How does EPO work in the Bone Marrow?
EPO works by binding to specific receptors on the surface of erythroid progenitor cells, which are immature red blood cells that are produced in the bone marrow.
When EPO binds to its receptor on erythroid progenitor cells, it activates a signaling pathway that promotes the survival, proliferation, and differentiation of these cells into mature red blood cells. This process is known as erythropoiesis.
EPO also stimulates the release of reticulocytes, which are immature red blood cells that have left the bone marrow and are circulating in the bloodstream. These reticulocytes then mature into fully functional red blood cells, which transport oxygen from the lungs to the body's tissues.
In summary, EPO works by binding to erythroid progenitor cells in the bone marrow, promoting their survival, proliferation, and differentiation into mature red blood cells, and stimulating the release of reticulocytes into the bloodstream. This process helps to maintain adequate levels of oxygen-carrying red blood cells in the body.
Since the kidneys is the EPO production source, how does dehydration affect EPO production?
Dehydration can have an impact on the production of erythropoietin (EPO), which is a hormone that regulates the production of red blood cells in the body.
When the body becomes dehydrated, the volume of blood decreases, and the concentration of red blood cells in the blood increases. This increased concentration of red blood cells can lead to a reduction in the production of EPO because the kidneys, which are responsible for producing EPO, sense that there are already enough red blood cells in circulation.
Dehydration can also lead to a decrease in blood flow to the kidneys, which can further reduce EPO production. Without sufficient EPO, the bone marrow cannot produce enough red blood cells to maintain normal oxygen delivery to the body's tissues, and this can lead to symptoms of anemia, including fatigue, weakness, and shortness of breath.

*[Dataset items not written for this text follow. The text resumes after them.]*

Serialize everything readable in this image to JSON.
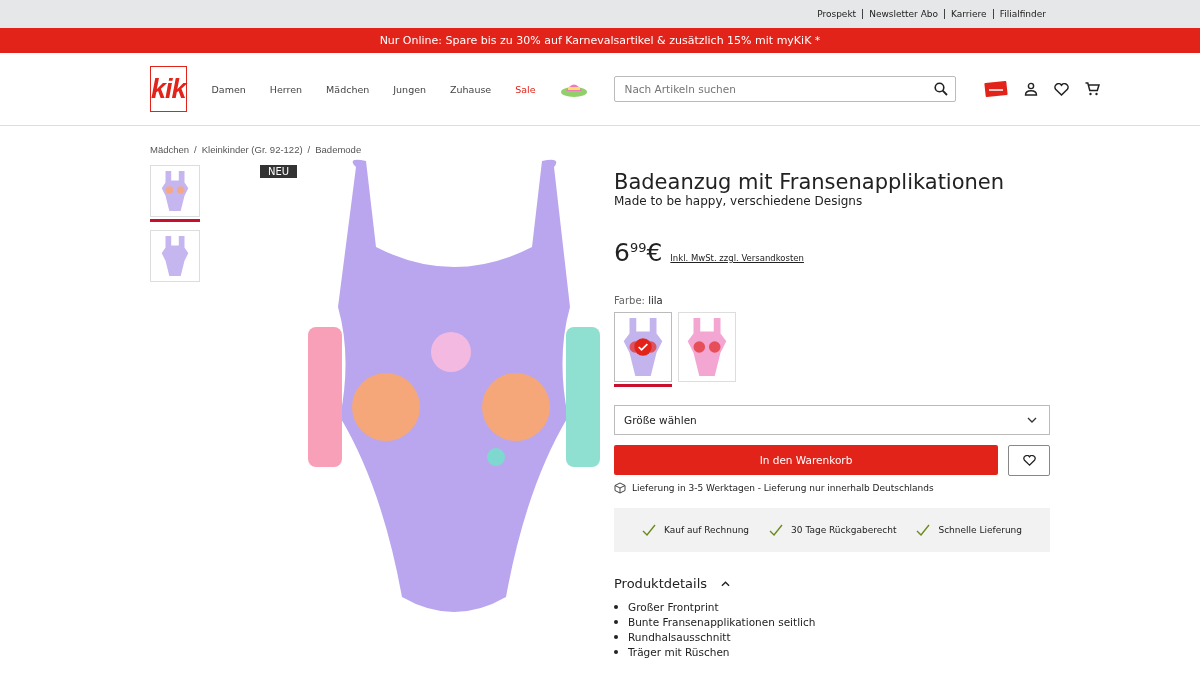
{
  "top_links": [
    "Prospekt",
    "Newsletter Abo",
    "Karriere",
    "Filialfinder"
  ],
  "promo": "Nur Online: Spare bis zu 30% auf Karnevalsartikel & zusätzlich 15% mit myKiK *",
  "logo": "kik",
  "nav": [
    {
      "label": "Damen",
      "highlighted": false
    },
    {
      "label": "Herren",
      "highlighted": false
    },
    {
      "label": "Mädchen",
      "highlighted": false
    },
    {
      "label": "Jungen",
      "highlighted": false
    },
    {
      "label": "Zuhause",
      "highlighted": false
    },
    {
      "label": "Sale",
      "highlighted": true
    }
  ],
  "search": {
    "placeholder": "Nach Artikeln suchen"
  },
  "breadcrumb": {
    "separator": "/",
    "items": [
      "Mädchen",
      "Kleinkinder (Gr. 92-122)",
      "Bademode"
    ]
  },
  "thumbnails": [
    {
      "selected": true
    },
    {
      "selected": false
    }
  ],
  "badge": "NEU",
  "product": {
    "title": "Badeanzug mit Fransenapplikationen",
    "subtitle": "Made to be happy, verschiedene Designs",
    "price": {
      "euros": "6",
      "cents": "99",
      "currency": "€"
    },
    "tax_note": "Inkl. MwSt. zzgl. Versandkosten",
    "color_label": "Farbe:",
    "color_value": "lila",
    "swatches": [
      {
        "selected": true,
        "color": "#c3b4ee"
      },
      {
        "selected": false,
        "color": "#f4a6d2"
      }
    ],
    "size_select": {
      "placeholder": "Größe wählen"
    },
    "cart_button": "In den Warenkorb",
    "delivery": "Lieferung in 3-5 Werktagen - Lieferung nur innerhalb Deutschlands",
    "benefits": [
      "Kauf auf Rechnung",
      "30 Tage Rückgaberecht",
      "Schnelle Lieferung"
    ],
    "details": {
      "heading": "Produktdetails",
      "expanded": true,
      "items": [
        "Großer Frontprint",
        "Bunte Fransenapplikationen seitlich",
        "Rundhalsausschnitt",
        "Träger mit Rüschen"
      ]
    }
  }
}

In summary, dehydration can reduce EPO production, which can lead to a decrease in the number of red blood cells and ultimately cause symptoms of anemia. It is essential to maintain proper hydration to support normal EPO production and ensure adequate oxygen delivery to the body's tissues. Maintaining adequate; to higher, levels of Iron may increase red blood cell activity and replication, ensuring higher blood oxygenation for maximum performance.